Without its organizers, the club was set to fold this year. Some club members were concerned: what would happen if they let the club lapse, and then decided they wanted to start it up again later? It would be easier, they decided, to try to take over where the original members left off, instead of starting from scratch.
Four club members decided to take on the mantle and form the new board of directors for the club.
The group spent the fall season transitioning – figuring out films and finances, and all the logistical bits and pieces that accompany such an undertaking.
“We’re really excited to present the new program,” says Penny Hendricks, one of the new board members. Hendricks has been involved with the club since the 90s. “There were many members of the public asking why there were no showings in the fall.”
One of the major challenges to taking over the club, says Hendricks, has been finances. Printing brochures, for example, was one of the major costs the club has faced, and the new board wanted to find a new way to get the word out to its members and the public.

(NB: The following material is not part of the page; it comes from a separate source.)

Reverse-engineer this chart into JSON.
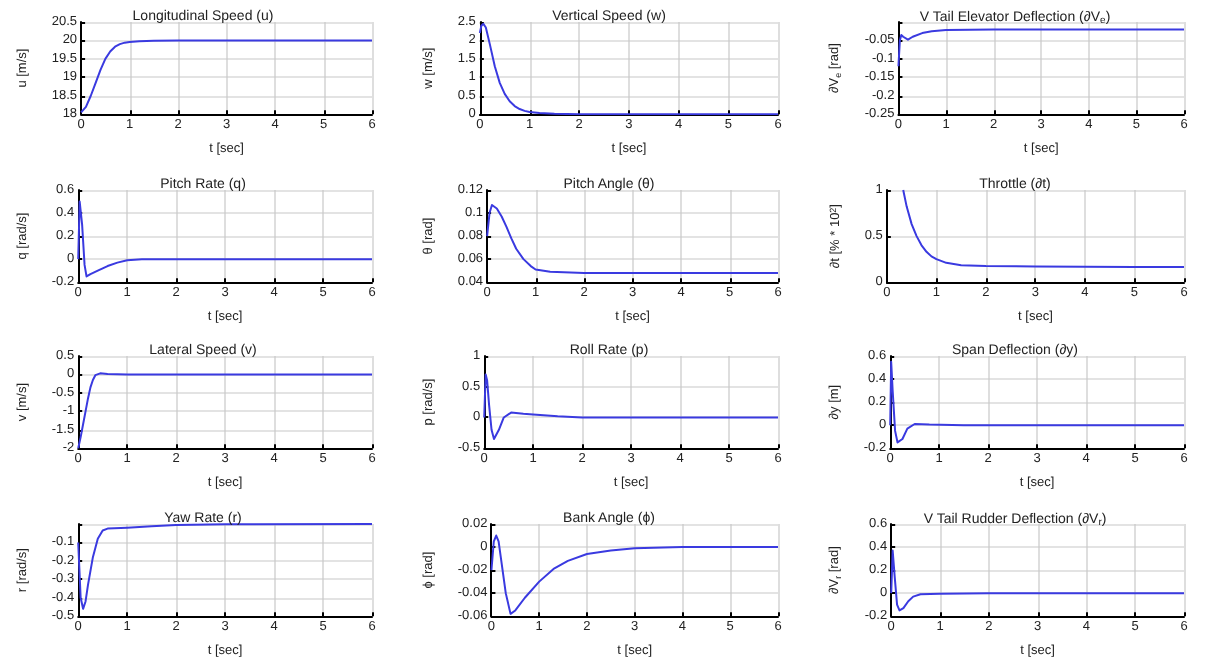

So they began gathering email addresses.
Once they had collected enough, they sent out a survey asking people if an emailed brochure would be acceptable instead. This helped them to minimize the cost of printing.
But there are many other fees that come along with showing a film. The club has to pay to rent the theatre – which Hendricks says has also gone up over time; they have to pay to rent a copy of the film they hope to show; and then have it couriered to them and back when they’re done.
The only way the club makes money — which goes toward hosting more showings — is through the price of admission at the theatre, or donations. “Obviously,” says Hendricks, “as a society we can only sustain a loss so many times before we’re forced to fold for financial reasons.”
To that end, the club has been forced to raise their admission price to $10 per person, or $8 for seniors older than 65.
Hendricks has been working hard to make sure the public is aware that the club has returned. She runs a Facebook group for the club, which can be found by searching “Quesnel Film Club” on the social media site, and regularly posts updates and descriptions of the films the club will be showing. Hendricks says anyone who wants to join is welcome to become a member.
The films chosen by the club aren’t Hollywood blockbusters. They are typically independent, foreign films or documentaries – the kind of feature that doesn’t typically appear at the Carib or in Prince George. Often, the films they choose are also shown at festivals like the Toronto International Film Festival (TIFF).
She’s hoping for a full house when they air their first film of the season, The Wife.
With the tagline “behind every great man, there’s a greater woman,” the film follows Joan Castleman (played by Glenn Close), who travels to Stockholm with her husband, Joe (played by Jonathan Pryce), to see him receive the Nobel Prize for Literature.
Joan has been a dutiful wife to her highly successful husband for four decades. She ignores his infidelities and supports him, but on the eve of her husband’s award ceremony, Joan reaches her breaking point.
Close recently won the Golden Globe for Best Performance by an Actress in a Major Motion Picture for her portrayal of Joan, and the movie has been widely critically acclaimed.
The Wife will be shown at the Carib Theatre on Thursday, Jan. 17 at 6:30 p.m. Doors open at 6 p.m.
The rest of the lineup includes Shoplifters, on Feb. 7, Bel Canto, on Feb. 28, and Three Identical Strangers, on March 28.